What are NFTs, this new digital passion?

The first message from the social network written by one of the creators of Twitter, Jack Dorsey? sold! And to $ 2.9 million. A work of art made of pixels that has never been exhibited or printed? Sold for over $ 69 million. The very first SMS in the world, fifteen characters for one “Merry Christmas” ? Minimum pre-auction estimate: $ 110,000.

But how do you ensure that the buyer becomes the owner of these digital objects? The purchase is made through an NFT for “non-fungible token”, or “non-fungible token”. Specifically, it is a deed that can be attached to any digital object. It is also digital, but supposedly tamper-proof.

The original and the copy

This token will confirm that this tweet, which can be seen by everyone, belongs to you (and yours alone!), The same for this artwork, which may have been the subject of thousands of screenshots, or even this message that appears on this old cell phone. The computer file and all its lines of code are yours: you own the original painting by the Grand Master; the others, a simple copy, a replacement.

Technology takes care of that. It’s blockchain. If NFT is a digital title, blockchain acts as a notary who records all transactions in its ledger. Except that here, of course, the operation is computer-controlled: dozens of computers will perform authentication calculations.

Formidable financial investments

NFT therefore compiles a series of data verified in this way: the owner, the date of creation of the digital object, its creator, the number of transactions completed … It is impossible in these circumstances to claim a counterfeit or a copy: by sale, the right to intellectual property rights comes into play.
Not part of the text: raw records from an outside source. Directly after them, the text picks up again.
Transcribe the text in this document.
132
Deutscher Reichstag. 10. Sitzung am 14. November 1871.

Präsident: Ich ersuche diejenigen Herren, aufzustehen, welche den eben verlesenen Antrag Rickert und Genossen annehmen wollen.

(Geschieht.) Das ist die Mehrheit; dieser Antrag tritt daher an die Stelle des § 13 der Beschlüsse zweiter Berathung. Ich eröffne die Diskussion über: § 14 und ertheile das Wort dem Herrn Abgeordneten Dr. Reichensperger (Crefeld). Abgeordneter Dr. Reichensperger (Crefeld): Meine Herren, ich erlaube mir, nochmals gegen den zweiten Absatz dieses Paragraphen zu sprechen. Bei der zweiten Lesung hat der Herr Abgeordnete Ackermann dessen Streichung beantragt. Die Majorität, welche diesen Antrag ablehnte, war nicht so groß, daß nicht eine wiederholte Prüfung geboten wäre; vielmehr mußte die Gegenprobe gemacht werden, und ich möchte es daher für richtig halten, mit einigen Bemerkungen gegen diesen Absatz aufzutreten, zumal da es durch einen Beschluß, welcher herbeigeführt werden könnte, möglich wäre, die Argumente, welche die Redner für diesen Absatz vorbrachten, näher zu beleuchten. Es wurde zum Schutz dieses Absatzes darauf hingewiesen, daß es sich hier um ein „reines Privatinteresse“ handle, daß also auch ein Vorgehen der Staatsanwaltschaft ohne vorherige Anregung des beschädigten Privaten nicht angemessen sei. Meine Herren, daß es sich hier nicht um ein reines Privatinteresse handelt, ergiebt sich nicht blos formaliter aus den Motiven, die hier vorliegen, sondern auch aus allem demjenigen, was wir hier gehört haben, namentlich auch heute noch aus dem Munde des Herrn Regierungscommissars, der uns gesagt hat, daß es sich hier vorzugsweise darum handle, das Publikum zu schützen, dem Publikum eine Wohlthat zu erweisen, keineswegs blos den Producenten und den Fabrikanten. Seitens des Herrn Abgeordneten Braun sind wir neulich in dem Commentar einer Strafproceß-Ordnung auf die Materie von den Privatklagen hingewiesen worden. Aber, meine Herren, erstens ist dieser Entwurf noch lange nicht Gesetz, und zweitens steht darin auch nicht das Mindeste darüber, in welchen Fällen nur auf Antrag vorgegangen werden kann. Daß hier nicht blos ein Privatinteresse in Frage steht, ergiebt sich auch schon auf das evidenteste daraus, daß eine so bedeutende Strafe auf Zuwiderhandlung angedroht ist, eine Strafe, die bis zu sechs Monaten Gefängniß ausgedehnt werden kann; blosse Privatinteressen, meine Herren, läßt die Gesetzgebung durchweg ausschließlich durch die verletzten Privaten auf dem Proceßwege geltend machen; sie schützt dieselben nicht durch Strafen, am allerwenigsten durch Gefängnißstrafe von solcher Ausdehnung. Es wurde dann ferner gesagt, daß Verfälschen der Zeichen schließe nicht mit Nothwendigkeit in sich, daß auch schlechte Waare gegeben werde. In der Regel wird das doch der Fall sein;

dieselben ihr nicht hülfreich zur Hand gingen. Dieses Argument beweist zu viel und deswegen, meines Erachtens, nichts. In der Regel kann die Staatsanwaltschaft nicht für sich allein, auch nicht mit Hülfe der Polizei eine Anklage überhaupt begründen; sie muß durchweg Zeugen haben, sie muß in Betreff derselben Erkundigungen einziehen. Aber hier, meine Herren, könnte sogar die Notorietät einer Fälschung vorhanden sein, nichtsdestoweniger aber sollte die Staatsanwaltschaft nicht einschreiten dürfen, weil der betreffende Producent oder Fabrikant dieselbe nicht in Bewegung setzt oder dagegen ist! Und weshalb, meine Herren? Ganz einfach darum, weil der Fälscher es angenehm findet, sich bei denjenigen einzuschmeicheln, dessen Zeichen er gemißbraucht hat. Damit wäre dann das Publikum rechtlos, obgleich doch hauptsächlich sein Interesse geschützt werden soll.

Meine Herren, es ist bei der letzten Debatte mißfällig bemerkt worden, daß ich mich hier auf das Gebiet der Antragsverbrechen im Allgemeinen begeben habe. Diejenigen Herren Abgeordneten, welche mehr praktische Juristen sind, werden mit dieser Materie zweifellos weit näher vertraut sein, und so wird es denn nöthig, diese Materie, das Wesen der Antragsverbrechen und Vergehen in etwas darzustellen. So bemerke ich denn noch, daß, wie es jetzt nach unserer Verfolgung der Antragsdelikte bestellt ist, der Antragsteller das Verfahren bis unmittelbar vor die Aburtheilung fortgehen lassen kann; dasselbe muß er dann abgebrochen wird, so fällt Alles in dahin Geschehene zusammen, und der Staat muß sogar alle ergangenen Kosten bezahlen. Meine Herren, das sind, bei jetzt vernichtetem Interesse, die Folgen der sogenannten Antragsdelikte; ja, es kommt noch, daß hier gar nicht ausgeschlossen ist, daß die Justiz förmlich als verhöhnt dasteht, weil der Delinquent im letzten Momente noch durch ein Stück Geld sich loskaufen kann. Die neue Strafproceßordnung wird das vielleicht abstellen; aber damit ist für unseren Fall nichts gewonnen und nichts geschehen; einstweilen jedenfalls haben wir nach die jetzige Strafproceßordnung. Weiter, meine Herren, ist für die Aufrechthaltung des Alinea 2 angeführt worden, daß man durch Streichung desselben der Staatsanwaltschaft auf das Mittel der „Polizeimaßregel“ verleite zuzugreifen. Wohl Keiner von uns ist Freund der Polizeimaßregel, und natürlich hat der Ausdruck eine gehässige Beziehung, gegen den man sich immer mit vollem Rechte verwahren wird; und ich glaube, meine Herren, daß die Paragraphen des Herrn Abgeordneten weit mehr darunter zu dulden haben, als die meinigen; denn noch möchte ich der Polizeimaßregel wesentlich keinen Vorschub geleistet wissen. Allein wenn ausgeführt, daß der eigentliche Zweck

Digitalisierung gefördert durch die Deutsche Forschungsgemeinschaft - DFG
→ READ GEN. Art, luxury and video games, NFT “digital tokens” are popular

But why own these digital objects? Jack Dorsey’s tweet is to the internet what Napoleon’s original correspondence is to a history buff. Above all, NFTs have proven to be formidable financial investments. The boom in this market, during the progress of art, makes it possible to become convinced of this.

“An explosion”

“With the pandemic and the end of exhibitions, many artists have created digital works, coils Mathilde Le Roy, CEO of KAZoART, the European leader in online art sales. At the same time, investors who had become very rich thanks to cryptocurrencies were looking for new financial investments. » Cryptocurrencies are digital currencies. Transactions in these currencies are validated in blockchain. Buying NFTs is thus part of a good circle around this technology.

“In March 2021, Christie’s, one of the largest auction houses in the world, sold a work of art in the form of an NFT for over $ 69 million, continues Mathilde Le Roy. This caused an explosion. » Sotheby’s, the second largest auction house, organized a similar rigid sale.

A market for more than $ 10 billion

“From then on, NFTs were only bought by a few very sophisticated investors in the cryptocurrency world: traditional investors started buying them”, confirms Stanislas Barthelemi, cryptocurrency and blockchain consultant at consulting firm KPMG.

NFT’s main transaction site, called OpenSea, estimates that the global market has grown from a few tens of millions of dollars at the beginning of the year to more than $ 10 billion in November.

Everyone wants their token

NFTs are now coming out of the art market. The young French shooter Sorare has made it his business. With 680 million euros, it completed in October the largest fundraising in the history of French Tech, this brand, which brings together innovative companies in the country. It offers to collect virtual cards, the muse of football players: the value of the cards increases according to the performance of the latter.